Vor einem Jahr haben Sie eine Koalition mit der CDU ausgeschlossen. Seit seiner Wahlniederlage wirbt der CDU- Spitzenkandidat Guido Wolf für eine Deutschlandkoalition mit SPD und FDP. Wie stehen Sie dazu?
Die CDU hat keinerlei Regierungsauftrag. Den Auftrag zur Regierungsbildung haben die Grünen und Wilfried Kretschmann erhalten. Alles andere hieße, den Wählerwillen zu missachten. Diese wollen, dass Herr Kretschmann Ministerpräsident bleibt.
Morgen soll der Nachfolger von Landtagsfraktionschef Claus Schmiedel gewählt werden. Ist das sinnvoll?
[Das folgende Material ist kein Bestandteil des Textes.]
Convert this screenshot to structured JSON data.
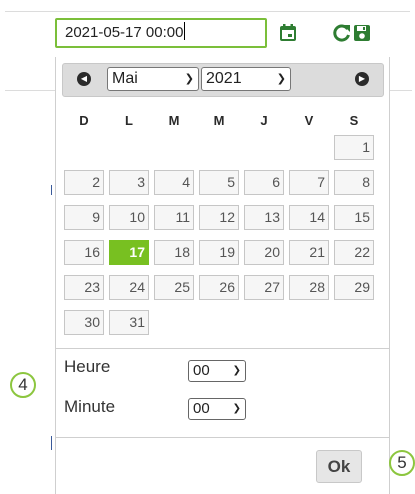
{
  "input": {
    "value": "2021-05-17 00:00"
  },
  "icons": {
    "calendar": "calendar-icon",
    "refresh": "refresh-icon",
    "save": "save-icon",
    "prev": "previous-month-icon",
    "next": "next-month-icon"
  },
  "header": {
    "month": "Mai",
    "year": "2021"
  },
  "weekdays": [
    "D",
    "L",
    "M",
    "M",
    "J",
    "V",
    "S"
  ],
  "weeks": [
    [
      "",
      "",
      "",
      "",
      "",
      "",
      "1"
    ],
    [
      "2",
      "3",
      "4",
      "5",
      "6",
      "7",
      "8"
    ],
    [
      "9",
      "10",
      "11",
      "12",
      "13",
      "14",
      "15"
    ],
    [
      "16",
      "17",
      "18",
      "19",
      "20",
      "21",
      "22"
    ],
    [
      "23",
      "24",
      "25",
      "26",
      "27",
      "28",
      "29"
    ],
    [
      "30",
      "31",
      "",
      "",
      "",
      "",
      ""
    ]
  ],
  "selected_day": "17",
  "time": {
    "hour_label": "Heure",
    "hour_value": "00",
    "minute_label": "Minute",
    "minute_value": "00"
  },
  "ok_label": "Ok",
  "callouts": {
    "left": "4",
    "right": "5"
  },
  "colors": {
    "accent": "#78c021",
    "input_border": "#7bbf3a"
  }
}
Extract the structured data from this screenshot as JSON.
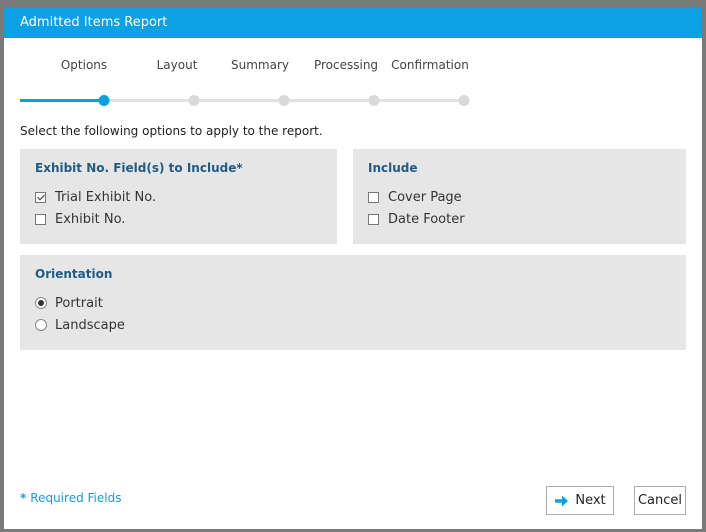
{
  "window": {
    "title": "Admitted Items Report"
  },
  "wizard": {
    "steps": [
      {
        "label": "Options",
        "active": true
      },
      {
        "label": "Layout",
        "active": false
      },
      {
        "label": "Summary",
        "active": false
      },
      {
        "label": "Processing",
        "active": false
      },
      {
        "label": "Confirmation",
        "active": false
      }
    ]
  },
  "intro": "Select the following options to apply to the report.",
  "exhibit_panel": {
    "title": "Exhibit No. Field(s) to Include*",
    "options": [
      {
        "label": "Trial Exhibit No.",
        "checked": true
      },
      {
        "label": "Exhibit No.",
        "checked": false
      }
    ]
  },
  "include_panel": {
    "title": "Include",
    "options": [
      {
        "label": "Cover Page",
        "checked": false
      },
      {
        "label": "Date Footer",
        "checked": false
      }
    ]
  },
  "orientation_panel": {
    "title": "Orientation",
    "options": [
      {
        "label": "Portrait",
        "selected": true
      },
      {
        "label": "Landscape",
        "selected": false
      }
    ]
  },
  "footer": {
    "required_star": "*",
    "required_text": "Required Fields",
    "next_label": "Next",
    "cancel_label": "Cancel"
  },
  "colors": {
    "accent": "#0ba1e2",
    "panel_bg": "#e6e6e6",
    "panel_title": "#1f5b86",
    "required_text": "#1a9ad6"
  }
}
Das ist Sache der neuen Fraktion.
Sie sind Teil davon. Werden Sie kandidieren?
Das steht nicht zur Debatte.
Vor einem halben Jahr wurden Sie mit 91 Prozent als Parteichef wiedergewählt. Nun fordern manche einen Neuanfang – im Klartext Ihren Rücktritt. Denken Sie an Neuwahlen?
Nein, wir haben die Wahl gemeinsam bestritten, gemeinsam gut regiert und wir werden nun auch gemeinsam die Gründe für den Wahlausgang analysieren, sorgfältig und mit der gebotenen Demut. Ich sehe mich in der Pflicht, die Fragen zu klären, wie wir bei sozialen Themen unsere gespaltene Anhängerschaft wieder zusammenbringen können. Das haben wir seit Jahren nicht mehr geschafft, etwa bei der letzten Bundestagswahl. Mir ist das gelungen mit der Volksabstimmung zu Stuttgart 21. Strittige Fragen wie die Eurorettung und die Aufnahme von Flüchtlingen kann ein Landesvorsitzender oder Landesverband aber nicht allein lösen.